Le maire de Bécancour reste optimiste

Le maire de Bécancour, Jean-Guy Dubois, a dit préféré rester optimiste à la suite de cette première rencontre de médiation. Il admet cependant que la tournure des événements le rend inquiet.

« Je ne veux pas penser au scénario catastrophe, qui serait la fermeture de l’usine, a dit le maire Dubois. Ce qui me donne espoir, c’est que l’usine est ouverte (au tiers de ses capacités). Ça démontre que si l’entreprise voulait fermer, ce serait déjà fait, selon moi. »

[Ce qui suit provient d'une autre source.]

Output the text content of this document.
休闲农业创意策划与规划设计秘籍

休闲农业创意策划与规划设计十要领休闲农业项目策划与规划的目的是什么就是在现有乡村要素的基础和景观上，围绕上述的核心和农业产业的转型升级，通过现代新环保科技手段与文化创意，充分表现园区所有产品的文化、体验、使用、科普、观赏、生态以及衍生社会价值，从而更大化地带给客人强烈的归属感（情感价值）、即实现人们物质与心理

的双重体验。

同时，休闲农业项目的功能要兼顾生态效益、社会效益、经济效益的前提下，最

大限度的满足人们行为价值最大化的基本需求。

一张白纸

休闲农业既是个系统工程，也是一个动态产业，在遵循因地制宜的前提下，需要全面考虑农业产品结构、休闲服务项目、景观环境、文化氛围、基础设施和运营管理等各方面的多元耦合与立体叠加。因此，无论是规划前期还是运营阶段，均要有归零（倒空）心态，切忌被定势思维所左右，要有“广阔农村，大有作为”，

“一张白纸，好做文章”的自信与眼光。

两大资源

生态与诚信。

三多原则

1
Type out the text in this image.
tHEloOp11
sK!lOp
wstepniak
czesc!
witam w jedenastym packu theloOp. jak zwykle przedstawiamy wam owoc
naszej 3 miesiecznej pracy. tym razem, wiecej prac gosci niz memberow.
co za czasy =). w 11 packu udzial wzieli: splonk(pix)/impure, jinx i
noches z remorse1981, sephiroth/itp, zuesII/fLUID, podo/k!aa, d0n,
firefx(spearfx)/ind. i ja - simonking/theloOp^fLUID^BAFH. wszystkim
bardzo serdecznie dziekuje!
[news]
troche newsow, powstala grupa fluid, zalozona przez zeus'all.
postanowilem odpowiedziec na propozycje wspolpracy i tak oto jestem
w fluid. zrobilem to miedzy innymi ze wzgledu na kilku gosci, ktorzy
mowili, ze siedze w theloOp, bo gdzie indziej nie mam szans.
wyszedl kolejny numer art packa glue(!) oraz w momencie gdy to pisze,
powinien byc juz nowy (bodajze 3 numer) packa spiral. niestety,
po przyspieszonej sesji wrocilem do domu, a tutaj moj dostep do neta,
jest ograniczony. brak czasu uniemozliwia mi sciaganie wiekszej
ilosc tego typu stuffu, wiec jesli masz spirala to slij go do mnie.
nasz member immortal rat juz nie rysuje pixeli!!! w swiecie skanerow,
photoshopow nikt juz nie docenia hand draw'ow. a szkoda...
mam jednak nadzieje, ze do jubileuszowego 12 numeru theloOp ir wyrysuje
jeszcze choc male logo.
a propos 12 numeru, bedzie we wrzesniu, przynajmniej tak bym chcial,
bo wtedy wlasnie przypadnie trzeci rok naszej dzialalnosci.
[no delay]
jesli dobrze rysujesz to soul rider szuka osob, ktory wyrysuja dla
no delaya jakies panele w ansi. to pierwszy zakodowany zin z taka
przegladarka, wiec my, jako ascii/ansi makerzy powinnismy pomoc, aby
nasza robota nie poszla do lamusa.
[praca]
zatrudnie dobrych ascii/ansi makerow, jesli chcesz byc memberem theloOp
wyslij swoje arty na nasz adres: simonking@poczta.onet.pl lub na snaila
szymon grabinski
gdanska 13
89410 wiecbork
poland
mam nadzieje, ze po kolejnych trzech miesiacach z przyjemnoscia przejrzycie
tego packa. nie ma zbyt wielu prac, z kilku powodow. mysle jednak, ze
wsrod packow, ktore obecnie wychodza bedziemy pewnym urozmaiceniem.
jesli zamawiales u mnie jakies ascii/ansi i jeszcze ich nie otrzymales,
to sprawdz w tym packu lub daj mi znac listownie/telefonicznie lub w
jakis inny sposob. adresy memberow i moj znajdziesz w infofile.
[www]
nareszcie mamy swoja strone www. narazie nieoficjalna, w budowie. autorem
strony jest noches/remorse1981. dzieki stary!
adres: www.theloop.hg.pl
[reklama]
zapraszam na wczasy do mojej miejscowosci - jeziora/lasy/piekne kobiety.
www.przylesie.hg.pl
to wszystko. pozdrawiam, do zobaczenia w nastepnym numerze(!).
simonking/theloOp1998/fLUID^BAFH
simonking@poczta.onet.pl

Le conciliateur au dossier, Jean Nolin, avait convoqué les parties pour faire le point sur la situation à l’Aluminerie de Bécancour. La rencontre s’est tenue près d’un mois après que les deux parties aient discuté avec la ministre québécoise du Travail, Dominique Vien.

La direction de l’ABI a décrété le lock-out le 11 janvier dernier, après un rejet massif des offres patronales par les syndiqués. Aucune négociation n’a eu lieu depuis.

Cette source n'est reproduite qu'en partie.